Un article de Claire Bommelaer au Figaro d’hier nous alertait : la cathédrale Notre-Dame de Paris est en danger. La flèche qui fut reconstruite par Viollet-le-Duc au XIXe siècle, le chœur et le chevet sont à restaurer rapidement, car c’est la sécurité même du vénérable édifice qui est compromise. Fort heureusement, ces mauvaises nouvelles ne sont pas sans contreparties. L’archevêché, le recteur de la cathédrale Mgr Chauvet, la Fondation Notre-Dame sont à l’offensive pour trouver des mécènes jusqu’aux États-Unis. L’État et la ville de Paris les soutiennent et on comprend leur intérêt. Notre-Dame est le monument le plus visité de la capitale. Avec la tour Eiffel, il en est le plus emblématique, sa renommée étant internationale.

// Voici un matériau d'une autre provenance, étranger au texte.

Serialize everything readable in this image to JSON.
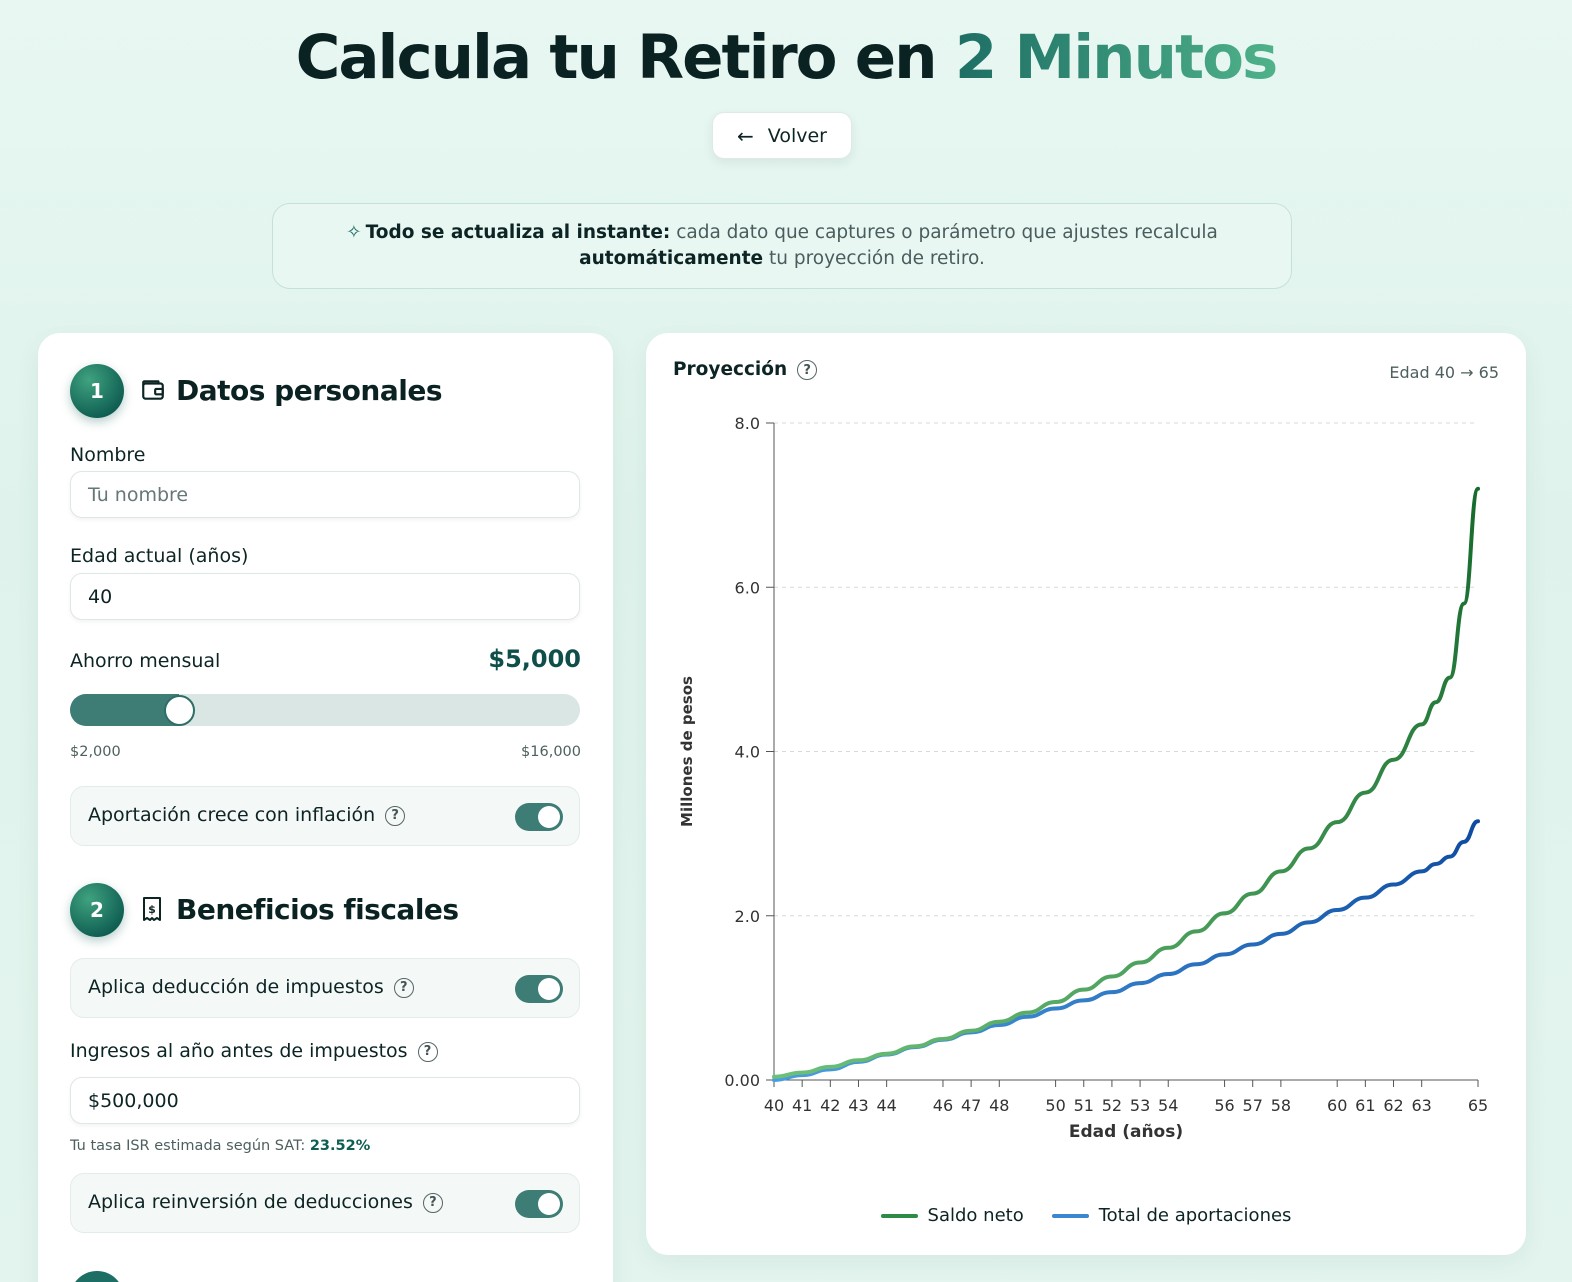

Un tel patrimoine constitue une richesse inestimable. La France, qui est le pays le plus touristique de la planète, en sait quelque chose. À certains égards, ce peut être aussi un fardeau. Fardeau financier : l’entretien de nos cathédrales, de nos milliers d’églises, de nos châteaux, coûte les yeux de la tête. Ce peut être aussi un fardeau moral. J’aurai la charité de ne pas rappeler le nom du confrère qui avait émis le vœu de détruire le château de Versailles, parce qu’il constituait un obstacle à notre émancipation par rapport à un passé glorieux. J’espère qu’il s’est repenti depuis lors d’un telle énormité. Mais il y a une part de vérité dans cette idée que l’histoire nous oblige, et parfois lourdement. À moins de devenir des barbares par rapport à notre propre civilisation, une civilisation qui nous constitue. C’est vrai qu’il peut y avoir de la légèreté à courir dans un espace libre et sauvage, dépourvu du poids d’un héritage contraignant.
Avec Notre-Dame, c’est tout notre passé national qui s’inscrit dans la pierre, avec ses moments mémorables. Mais c’est aussi un espace habité. Je ne suis jamais rentré dans Notre-Dame sans un sentiment d’admiration sans cesse renouvelé. Mais cet espace requiert l’action liturgique qui est sa raison d’être. Nos cathédrales ne sont pas des musées, elles appellent une respiration qui s’éteignant, les transformerait en vases vides où l’on rechercherait vainement les effluves du passé, pour parodier Ernest Renan. Non, ces pierres sont vivantes, car elles accueillent une prière innombrable qui ne s’éteint pas.